A RAW & VERY EMOTIONAL POST **I WAS EXHAUSTED!**
“I Owe – I Owe – It’s Off to work I go”, has been the mindset for me and driven me as a young woman. It’s been going on for me for years – for my entire life really.
At school I was the model student- although ‘teacher’s pet’ isn’t a term of endearment that other school kids used, to describe me. But I was a slogger as I knew the path of the biggest slog would lead to the greatest results.
So off to university. There I discovered that the hardworking student, with a bit of alcohol in her system, could abandon the introvert and express her party girl. And with precision of balancing and juggling, she could still maintain her distinguished academic prowess.
Medical internship was as much fun as being locked in a torture chamber. Sleep deprivation, workload of cruelty but that moulded us into who we thought we wanted to be.
And then we could begin our lives…..at 28 years old with further study to become a specialist in our field.
Add in 2 kids, immigration and divorce, I found myself feeling like I wasn’t very good at very much.
All the hard work and I wasn’t happy. I had missed out on being young and was missing out on my family’s life by being married to my work.
I needed a change but was too afraid to make it happen.
I’m welling up now as I, once again, feel the huge cost of this to me & my family which has been way way too much. Working so hard on my work cost me time with my kids – precious play time & bonding time with them.
I WAS DESPERATE…
I realised just how much time and my energy I’d spent trying to BUILD A NAME for myself. This has NOT GIVEN ME THE LEVERAGE & LIFESTYLE I BELIEVED IT WOULD.The idea when I was young was to get a good career so you could have a good life. Yet I look at so many people who work so hard for the good life but they really seem to be experiencing this good life.
You see, I have been CONSUMED by my work, trying to please everyone and please my patients, who I loveD helping and want to continue… BUT I NEEDED MORE ME TIME to generate the awesomeness.
MY BREAKTHROUGH MOMENT WAS MY DAUGHTER SAYING, TO ME…
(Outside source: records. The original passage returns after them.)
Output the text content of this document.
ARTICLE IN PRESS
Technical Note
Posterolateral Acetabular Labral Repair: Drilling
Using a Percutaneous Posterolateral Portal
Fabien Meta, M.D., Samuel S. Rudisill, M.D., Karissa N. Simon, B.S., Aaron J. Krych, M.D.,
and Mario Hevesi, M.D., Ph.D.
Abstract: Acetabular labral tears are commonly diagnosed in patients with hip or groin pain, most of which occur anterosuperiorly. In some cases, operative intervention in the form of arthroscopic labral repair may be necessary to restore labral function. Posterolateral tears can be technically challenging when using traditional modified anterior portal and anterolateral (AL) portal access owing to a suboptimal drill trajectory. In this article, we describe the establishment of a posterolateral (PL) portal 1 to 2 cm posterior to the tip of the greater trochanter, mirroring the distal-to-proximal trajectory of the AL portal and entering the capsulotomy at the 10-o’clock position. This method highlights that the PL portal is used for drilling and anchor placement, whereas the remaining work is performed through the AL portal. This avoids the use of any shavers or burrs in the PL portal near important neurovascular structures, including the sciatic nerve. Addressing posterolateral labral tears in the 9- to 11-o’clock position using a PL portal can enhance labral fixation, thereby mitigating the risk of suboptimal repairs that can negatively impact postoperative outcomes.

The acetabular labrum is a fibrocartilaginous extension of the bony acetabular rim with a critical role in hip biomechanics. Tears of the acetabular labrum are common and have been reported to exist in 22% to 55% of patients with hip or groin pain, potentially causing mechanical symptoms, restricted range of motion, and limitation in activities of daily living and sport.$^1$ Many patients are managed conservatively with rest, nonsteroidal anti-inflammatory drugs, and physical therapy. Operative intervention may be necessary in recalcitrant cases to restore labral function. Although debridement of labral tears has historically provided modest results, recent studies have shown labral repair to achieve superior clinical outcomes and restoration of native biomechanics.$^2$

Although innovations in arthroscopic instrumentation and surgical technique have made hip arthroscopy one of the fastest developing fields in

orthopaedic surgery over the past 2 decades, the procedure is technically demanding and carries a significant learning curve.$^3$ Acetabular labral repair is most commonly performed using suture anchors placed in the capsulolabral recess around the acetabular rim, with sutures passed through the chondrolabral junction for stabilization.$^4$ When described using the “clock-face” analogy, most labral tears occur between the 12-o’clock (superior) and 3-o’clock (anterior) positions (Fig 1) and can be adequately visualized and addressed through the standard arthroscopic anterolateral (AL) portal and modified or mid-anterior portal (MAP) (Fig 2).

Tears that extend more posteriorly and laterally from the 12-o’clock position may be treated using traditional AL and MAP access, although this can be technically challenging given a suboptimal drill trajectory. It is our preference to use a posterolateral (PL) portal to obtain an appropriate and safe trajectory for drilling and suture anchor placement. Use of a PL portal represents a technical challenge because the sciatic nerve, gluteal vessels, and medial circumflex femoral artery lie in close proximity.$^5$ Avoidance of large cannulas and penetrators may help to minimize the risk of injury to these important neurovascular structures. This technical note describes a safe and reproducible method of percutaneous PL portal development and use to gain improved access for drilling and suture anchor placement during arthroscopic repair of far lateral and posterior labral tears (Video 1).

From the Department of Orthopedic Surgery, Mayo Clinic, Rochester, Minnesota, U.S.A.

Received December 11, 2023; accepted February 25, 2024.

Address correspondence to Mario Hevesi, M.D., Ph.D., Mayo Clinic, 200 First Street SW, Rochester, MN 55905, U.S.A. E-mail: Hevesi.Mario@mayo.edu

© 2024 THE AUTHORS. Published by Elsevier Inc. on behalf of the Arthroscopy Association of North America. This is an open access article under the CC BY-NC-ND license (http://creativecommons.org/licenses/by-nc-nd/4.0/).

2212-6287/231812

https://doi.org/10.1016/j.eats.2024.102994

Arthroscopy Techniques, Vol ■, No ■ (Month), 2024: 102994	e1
***“Mum God gave you cancer to be nice to us. Without cancer you would never have stopped working so hard.”***
IN THAT MOMENT, I Saw The Sadness in her eyes – and I knew, I had to change…
The cancer journey was insanely stressful, being told near the end of it that it looked like my cancer had metastasised and I was Stage 4. What that means is that it would recur and I would become resistant to treatment and I would die in the next few years. BUT. I. DIDN’T.
I knew that I needed to change my internal environment so that the cancer body no longer existed. Otherwise, if I kept doing the same thing, the outcome would be the same. \
Giving away my hard-worked-for-career was challenging to say the least. But having children with medical problems wasn’t something I could change. The stressful work situation was far more readily changed. And I set about to rebuild ME to be a better ME for ME.
So my lovely friends……be wiser than I was. MAKE THE CHANGE. Don’t wait for something catastrophic to force the change.